Kann es sein, dass die Chronisten irren? Kann es sein, dass die Italiener sehr wohl verstanden haben? Zwei Botschaften sind doch nach der Wahl zweifelsfrei erkennbar. Die erste ist eine schallende Ohrfeige an die politische Klasse. Wenn ein amtierender Komiker mit wilden Tiraden gegen Vetternwirtschaft in der Politik und unter anderem mit der Forderung nach mehr direkter Demokratie auf Anhieb 25 Prozent erreicht, artikuliert er ein offenbar weitverbreitetes Unbehagen. Die Italiener wissen höchstwahrscheinlich selber, dass der Antipolitiker Grillo nicht unbedingt die Idealbesetzung eines Regierungschefs abgibt, aber sie haben ihn trotzdem gewählt, weil ihnen die radikale Absage ans politische Establishment gefällt. Das ist nicht erstaunlich in einem Land, das seine Politiker und Beamten mit Privilegien und beträchtlichen Summen beglückt.

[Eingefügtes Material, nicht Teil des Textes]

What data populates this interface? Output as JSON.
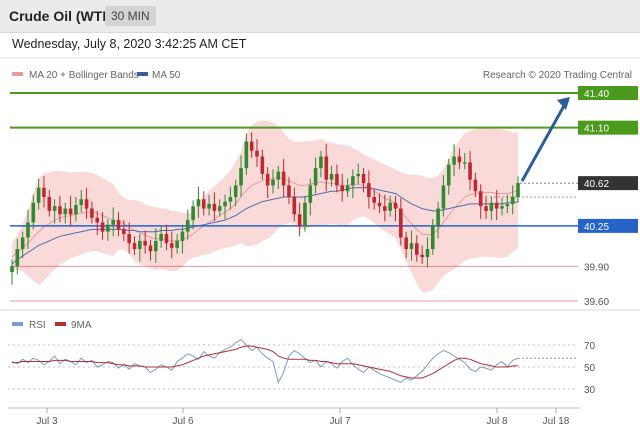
{
  "header": {
    "title": "Crude Oil (WTI)",
    "timeframe": "30 MIN"
  },
  "timestamp": "Wednesday, July 8, 2020 3:42:25 AM CET",
  "credit": "Research © 2020 Trading Central",
  "colors": {
    "target": "#4a9a1c",
    "resistance": "#4a9a1c",
    "support": "#cc4444",
    "pivot": "#2563c9",
    "last": "#333333",
    "bands": "#f8c9c9",
    "ma20": "#e89a9a",
    "ma50": "#4a6fb0",
    "up": "#2e8b2e",
    "down": "#c0282d",
    "rsi": "#7a9cc9",
    "rsi_ma": "#b03030",
    "arrow": "#2a5e9a"
  },
  "chart_data": [
    {
      "type": "candlestick",
      "legend": [
        "MA 20 + Bollinger Bands",
        "MA 50"
      ],
      "x_ticks": [
        "Jul 3",
        "Jul 6",
        "Jul 7",
        "Jul 8",
        "Jul 18"
      ],
      "ylim": [
        39.5,
        41.5
      ],
      "levels": [
        {
          "role": "target",
          "value": 41.4,
          "label": "41.40"
        },
        {
          "role": "resistance",
          "value": 41.1,
          "label": "41.10"
        },
        {
          "role": "last",
          "value": 40.62,
          "label": "40.62"
        },
        {
          "role": "pivot",
          "value": 40.25,
          "label": "40.25"
        },
        {
          "role": "support",
          "value": 39.9,
          "label": "39.90"
        },
        {
          "role": "support",
          "value": 39.6,
          "label": "39.60"
        }
      ],
      "close": [
        39.9,
        40.05,
        40.15,
        40.28,
        40.45,
        40.58,
        40.5,
        40.38,
        40.42,
        40.35,
        40.4,
        40.35,
        40.43,
        40.48,
        40.4,
        40.32,
        40.28,
        40.2,
        40.26,
        40.3,
        40.22,
        40.18,
        40.1,
        40.05,
        40.12,
        40.08,
        40.03,
        40.12,
        40.18,
        40.1,
        40.06,
        40.12,
        40.2,
        40.3,
        40.42,
        40.48,
        40.4,
        40.44,
        40.38,
        40.42,
        40.46,
        40.5,
        40.6,
        40.75,
        40.98,
        40.9,
        40.85,
        40.7,
        40.6,
        40.65,
        40.72,
        40.6,
        40.5,
        40.35,
        40.25,
        40.45,
        40.6,
        40.75,
        40.85,
        40.65,
        40.7,
        40.6,
        40.55,
        40.6,
        40.68,
        40.7,
        40.62,
        40.5,
        40.45,
        40.42,
        40.38,
        40.45,
        40.4,
        40.15,
        40.05,
        40.1,
        40.0,
        39.98,
        40.05,
        40.25,
        40.4,
        40.6,
        40.78,
        40.85,
        40.8,
        40.8,
        40.65,
        40.55,
        40.42,
        40.38,
        40.45,
        40.4,
        40.42,
        40.44,
        40.5,
        40.62
      ],
      "ma20": [
        39.98,
        40.02,
        40.06,
        40.1,
        40.15,
        40.2,
        40.24,
        40.27,
        40.3,
        40.32,
        40.33,
        40.34,
        40.35,
        40.36,
        40.37,
        40.37,
        40.36,
        40.34,
        40.32,
        40.3,
        40.29,
        40.27,
        40.24,
        40.21,
        40.19,
        40.17,
        40.15,
        40.14,
        40.14,
        40.13,
        40.12,
        40.12,
        40.13,
        40.15,
        40.18,
        40.22,
        40.25,
        40.28,
        40.31,
        40.34,
        40.37,
        40.4,
        40.44,
        40.5,
        40.56,
        40.6,
        40.62,
        40.64,
        40.65,
        40.66,
        40.67,
        40.66,
        40.64,
        40.62,
        40.6,
        40.6,
        40.61,
        40.62,
        40.63,
        40.62,
        40.62,
        40.61,
        40.6,
        40.6,
        40.61,
        40.61,
        40.6,
        40.58,
        40.55,
        40.52,
        40.49,
        40.47,
        40.44,
        40.38,
        40.32,
        40.27,
        40.22,
        40.18,
        40.17,
        40.18,
        40.22,
        40.28,
        40.34,
        40.4,
        40.45,
        40.5,
        40.52,
        40.53,
        40.54,
        40.54,
        40.54,
        40.53,
        40.53,
        40.53,
        40.54,
        40.56
      ],
      "ma50": [
        39.92,
        39.96,
        39.99,
        40.02,
        40.05,
        40.08,
        40.1,
        40.12,
        40.14,
        40.16,
        40.17,
        40.18,
        40.19,
        40.2,
        40.21,
        40.22,
        40.22,
        40.22,
        40.22,
        40.22,
        40.22,
        40.22,
        40.21,
        40.21,
        40.2,
        40.2,
        40.2,
        40.2,
        40.21,
        40.21,
        40.21,
        40.22,
        40.22,
        40.23,
        40.24,
        40.25,
        40.26,
        40.27,
        40.28,
        40.29,
        40.3,
        40.32,
        40.34,
        40.37,
        40.4,
        40.42,
        40.44,
        40.46,
        40.47,
        40.48,
        40.49,
        40.5,
        40.5,
        40.5,
        40.5,
        40.5,
        40.51,
        40.52,
        40.53,
        40.54,
        40.55,
        40.55,
        40.56,
        40.57,
        40.58,
        40.58,
        40.58,
        40.58,
        40.57,
        40.56,
        40.55,
        40.54,
        40.53,
        40.5,
        40.47,
        40.44,
        40.42,
        40.4,
        40.39,
        40.38,
        40.38,
        40.39,
        40.4,
        40.41,
        40.42,
        40.43,
        40.44,
        40.44,
        40.44,
        40.44,
        40.44,
        40.44,
        40.44,
        40.45,
        40.45,
        40.46
      ]
    },
    {
      "type": "line",
      "legend": [
        "RSI",
        "9MA"
      ],
      "y_ticks": [
        70,
        50,
        30
      ],
      "ylim": [
        20,
        80
      ],
      "rsi": [
        55,
        53,
        57,
        54,
        58,
        56,
        52,
        55,
        60,
        53,
        57,
        55,
        52,
        58,
        54,
        56,
        50,
        52,
        55,
        54,
        49,
        52,
        48,
        53,
        51,
        50,
        45,
        48,
        52,
        50,
        47,
        55,
        58,
        62,
        60,
        57,
        64,
        60,
        58,
        63,
        66,
        68,
        72,
        75,
        70,
        65,
        68,
        62,
        58,
        55,
        36,
        45,
        60,
        65,
        62,
        58,
        54,
        56,
        50,
        55,
        53,
        49,
        55,
        58,
        52,
        48,
        45,
        50,
        47,
        44,
        42,
        40,
        38,
        36,
        40,
        38,
        42,
        46,
        52,
        58,
        62,
        65,
        63,
        60,
        57,
        54,
        48,
        46,
        50,
        49,
        47,
        52,
        55,
        50,
        56,
        58
      ],
      "ma9": [
        54,
        54,
        55,
        55,
        55,
        55,
        55,
        55,
        56,
        56,
        56,
        55,
        55,
        55,
        55,
        55,
        54,
        54,
        54,
        53,
        52,
        52,
        51,
        51,
        51,
        50,
        50,
        50,
        50,
        50,
        50,
        51,
        52,
        54,
        56,
        58,
        60,
        61,
        62,
        63,
        64,
        65,
        66,
        68,
        69,
        69,
        68,
        67,
        66,
        64,
        60,
        58,
        57,
        57,
        57,
        57,
        56,
        56,
        55,
        55,
        54,
        53,
        53,
        53,
        53,
        52,
        51,
        50,
        49,
        48,
        47,
        46,
        44,
        42,
        41,
        40,
        40,
        40,
        42,
        44,
        47,
        50,
        53,
        56,
        58,
        58,
        57,
        55,
        53,
        52,
        51,
        50,
        50,
        50,
        51,
        51
      ]
    }
  ]
}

Berlusconi selber hat mit Kampfansagen gegen die Bürokratie und zu hohe Steuern mehrmals Wahlen gewonnen, wenn auch nicht die erhofften Resultate geliefert. In Wahlen kommt es auf die Botschaft an.
Die zweite Erkenntnis lautet: Die Italiener wollen nicht von Brüssel aus ferngesteuert werden, sondern mehr Unabhängigkeit für die Lösung ihrer eigenen wirtschaftlichen Probleme. Monti wurde als professoraler Statthalter der EU empfunden, als etwas blutleerer, wenn auch intelligenter Apparatschik, der zwar dauernd von Reformen redete, die eine oder andere Reform auch durchdrückte, vor allem aber die Steuerquote von 42,5 auf 45,1 Prozent des Bruttosozialprodukts erhöhte. Merkel, Barroso und die meisten Chefredaktoren hätten Monti gewählt, was wiederum zeigt, wie weit sich die Euro-Elite von den gewöhnlichen Leuten entfernt hat. Dass Berlusconi in Brüssel angeblich so verhasst ist, war für die Italiener erst recht ein Grund, ihn, den «Cavaliere», zu wählen (dies aber bei den Umfragen zu verschweigen). Der Nationalstaat bleibt eine Realität in Europa. Der in Berlin, Brüssel und Paris geschmiedete Plan, die europäischen Probleme durch noch mehr EU und noch mehr Zentralismus zu lösen, ist an den italienischen Urnen zurückgewiesen worden. Auch die Italiener wollen zurück zum Kontrollier- und Überschaubaren.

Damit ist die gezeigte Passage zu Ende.